Дьяк Внук объявил, что государь дает по рублю серебром из своей казны за погребение восьмидесяти убитых. Ополченцы и мужики шатровых поселений с участием священников начали печальный обряд. Он тянулся не один день, и к концу его княжеский казначей выдал деньги за похороны двенадцати тысяч погибших. Скольких похоронили огонь и вода, никто не считал.

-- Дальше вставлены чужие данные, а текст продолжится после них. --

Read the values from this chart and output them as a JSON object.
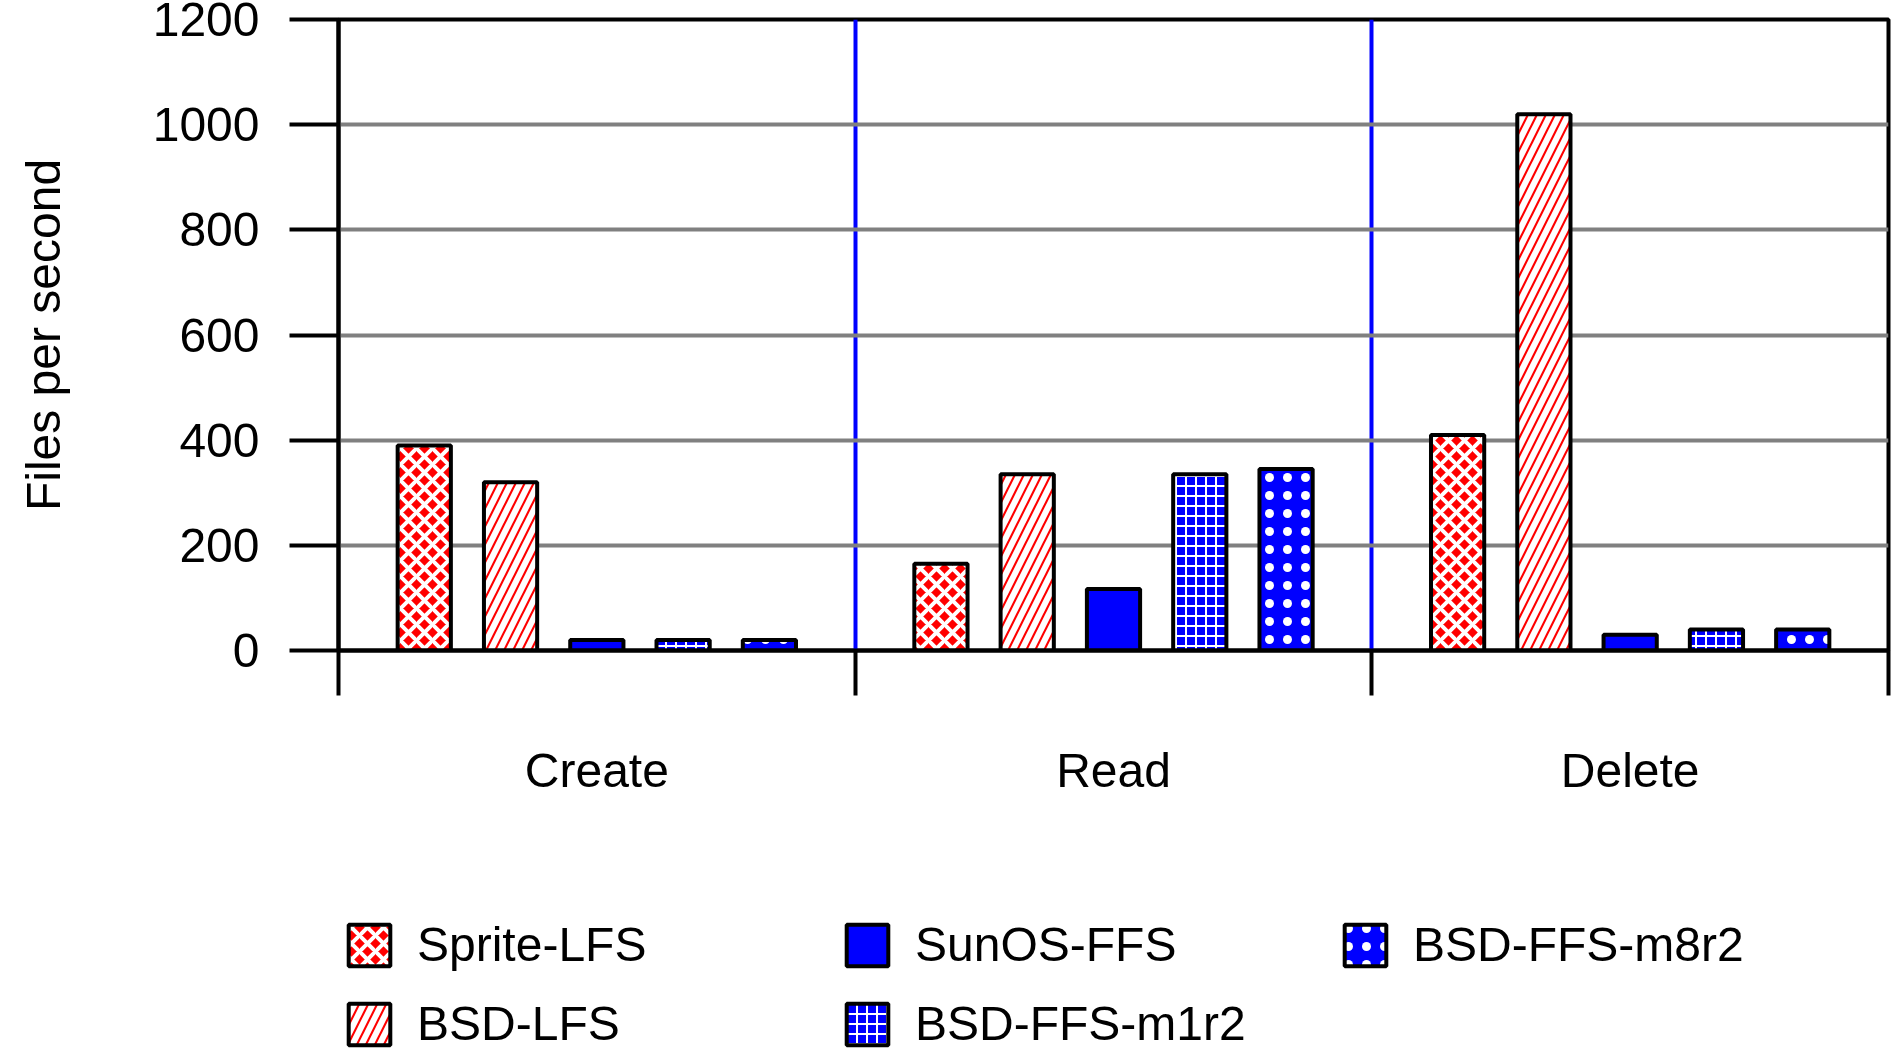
{
  "chart_data": {
    "type": "bar",
    "ylabel": "Files per second",
    "categories": [
      "Create",
      "Read",
      "Delete"
    ],
    "series": [
      {
        "name": "Sprite-LFS",
        "color": "#ff0000",
        "values": [
          390,
          165,
          410
        ]
      },
      {
        "name": "BSD-LFS",
        "color": "#ff0000",
        "values": [
          320,
          335,
          1020
        ]
      },
      {
        "name": "SunOS-FFS",
        "color": "#0000ff",
        "values": [
          20,
          117,
          30
        ]
      },
      {
        "name": "BSD-FFS-m1r2",
        "color": "#0000ff",
        "values": [
          20,
          335,
          40
        ]
      },
      {
        "name": "BSD-FFS-m8r2",
        "color": "#0000ff",
        "values": [
          20,
          345,
          40
        ]
      }
    ],
    "ylim": [
      0,
      1200
    ],
    "yticks": [
      0,
      200,
      400,
      600,
      800,
      1000,
      1200
    ],
    "grid": true,
    "legend": "bottom"
  }
}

А люди шли к Москве, и сотни топоров от зари до зари перекликались на пепелищах Кремля и посада. По всем дорогам тянулись подводы с лесом, камнем, хлебными и иными припасами. Каменщики и маляры возрождали храмы. Расписывать их приехал в Москву знаменитый владимирский живописец Прохор с Городца. Ждали и Феофана Грека. Над Неглинкой и Яузой, как грибы, росли новые мельницы, кузни, гончарни. На Руси строились быстро – мужик и в одиночку ставил себе избу в одну неделю – к зиме каждый получил угол. Надо было дать церкви новых иереев вместо убитых, освятить храмы и монастыри, а в Москве не было владыки. Старшим оказался игумен Симоновского Федор, но ему многое не по чину. Киприан сидел в Твери, ожидая, когда Донской пришлет за ним поклонных бояр, и не ведал, что гонцы великого князя уже мчались в далекую Чухлому – за опальным Пименом.
Потрясенное коварным ударом врага великое Московское княжество приходило в себя, бинтовало кровавые раны и, не откладывая меча, вступало в мирную жизнь. Между тем война еще шла.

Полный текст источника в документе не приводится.